Adventure journalist and now Chief Reconnaissance Officer Thayer Walker, along with his 20 entrepreneurial jet-setting colleagues of the Summit Series, host events described as a party of smart people in interesting places.
Last year, they hosted the Summit at Sea [story here] with 1,000 attendees including Sir Richard Branson, Peter Diamandis (X Prize Foundation), Jared Cohen (Google), Peter Thiel (The Founders Fund), Russell Simmons, Blake Mycoskie (Tom’s Shoes), social media blogger Gary V and artist Peter Tunney. The Summit focused on saving our oceans, a cause near to Sir Branson’s heart after launching Virgin Oceanic last year. Attendees collaborated with leading scientists, explorers, and conservationists to understand and address the challenges facing our current oceanic ecosystem.
The conference attendees were asked a simple question: “What is one thing that you, your company, or your industry can do to protect the ocean?”
One attendee had a particularly innovative response. Kristofor Lofgren, founder of Bamboo Sushi, the country’s first sustainable sushi restaurant, presented the idea to use revenue from his restaurant to help create marine protected areas where fish could find sanctuary and reproduce. After the conference, Summit Series got a call from Kristofor. He had a $250,000 check and a plan: “Let’s create a marine protected area together.”

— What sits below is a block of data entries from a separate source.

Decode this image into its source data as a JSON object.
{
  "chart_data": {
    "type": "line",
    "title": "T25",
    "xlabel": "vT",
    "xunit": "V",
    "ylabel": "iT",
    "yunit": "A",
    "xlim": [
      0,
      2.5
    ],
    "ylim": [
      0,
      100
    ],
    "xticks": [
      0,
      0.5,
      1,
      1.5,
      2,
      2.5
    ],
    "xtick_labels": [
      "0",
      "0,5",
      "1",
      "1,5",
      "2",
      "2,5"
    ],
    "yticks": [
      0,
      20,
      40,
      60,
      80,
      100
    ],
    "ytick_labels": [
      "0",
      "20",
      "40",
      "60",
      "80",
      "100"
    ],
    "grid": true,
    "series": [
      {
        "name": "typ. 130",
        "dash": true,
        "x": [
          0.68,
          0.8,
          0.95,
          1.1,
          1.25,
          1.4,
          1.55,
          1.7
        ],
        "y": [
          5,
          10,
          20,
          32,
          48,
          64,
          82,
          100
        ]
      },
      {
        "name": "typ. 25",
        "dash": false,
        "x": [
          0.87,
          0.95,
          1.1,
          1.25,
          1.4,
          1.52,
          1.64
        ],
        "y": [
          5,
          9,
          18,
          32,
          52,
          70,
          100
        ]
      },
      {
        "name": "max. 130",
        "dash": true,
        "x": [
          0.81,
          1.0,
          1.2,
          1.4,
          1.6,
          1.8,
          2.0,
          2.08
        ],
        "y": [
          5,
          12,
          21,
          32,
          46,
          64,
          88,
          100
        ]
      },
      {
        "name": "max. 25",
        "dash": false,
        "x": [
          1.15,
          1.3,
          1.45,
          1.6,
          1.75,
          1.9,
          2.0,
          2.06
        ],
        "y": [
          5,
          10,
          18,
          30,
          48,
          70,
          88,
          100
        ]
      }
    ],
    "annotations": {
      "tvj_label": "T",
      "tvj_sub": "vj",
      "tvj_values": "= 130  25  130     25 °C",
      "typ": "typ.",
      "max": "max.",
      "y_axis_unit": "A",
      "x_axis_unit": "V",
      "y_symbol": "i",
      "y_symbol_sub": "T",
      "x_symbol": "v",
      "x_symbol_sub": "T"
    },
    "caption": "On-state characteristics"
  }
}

Walker tells me that just twenty miles from where their ship anchored at Summit at Sea there’s a sanctuary that needs help. He says the 70 square mile South Berry Island Marine reserves is one of the most ecologically diverse areas in the Bahamas and was named a marine protected area (MPA) a decade ago. While this particular MPA has been declared a no-take zone, meaning there is no fishing of any kind allowed, it’s a sanctuary only in name. There’s no infrastructure, not a single enforcement, officer, and no protection. That’s where the funding will go. In a must-read Scuttlefish interview with Brian Lam, Walker says the money will go to The Nature Conservancy, a non-profit managing the project.

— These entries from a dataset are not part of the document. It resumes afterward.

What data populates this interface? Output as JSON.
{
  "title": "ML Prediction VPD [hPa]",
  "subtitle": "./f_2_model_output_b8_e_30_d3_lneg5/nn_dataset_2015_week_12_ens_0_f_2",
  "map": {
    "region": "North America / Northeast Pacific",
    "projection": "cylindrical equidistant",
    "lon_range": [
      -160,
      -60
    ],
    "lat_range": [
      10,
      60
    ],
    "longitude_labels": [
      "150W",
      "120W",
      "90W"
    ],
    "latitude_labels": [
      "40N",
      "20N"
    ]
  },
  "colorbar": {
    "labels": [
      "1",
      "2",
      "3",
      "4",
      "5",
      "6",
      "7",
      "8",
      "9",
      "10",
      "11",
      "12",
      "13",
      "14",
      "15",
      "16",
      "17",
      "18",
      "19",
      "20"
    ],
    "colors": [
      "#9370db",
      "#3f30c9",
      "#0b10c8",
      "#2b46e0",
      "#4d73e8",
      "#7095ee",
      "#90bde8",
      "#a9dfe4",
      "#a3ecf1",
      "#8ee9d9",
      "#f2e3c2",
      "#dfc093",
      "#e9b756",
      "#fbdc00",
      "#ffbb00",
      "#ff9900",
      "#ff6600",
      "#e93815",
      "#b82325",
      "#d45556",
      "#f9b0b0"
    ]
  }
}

The Nature Conservancy needs $500,000 to get the park running. Thanks to Kristofor, Bamboo Sushi and others, they’ve raised more than $400,000. Author Tim Ferriss has already offered a $25,000 match and Zappo’s Tony Hsieh said that he will also match every dollar up to $25,000.
Now, Summit Series is turning to Crowdrise to help crowdfund the last $100,000. They’ve raised $80,000 out of their goal. They have only $20,000 left and with Tony Hsieh matching dollar for dollar, they really only have $10,000 to go.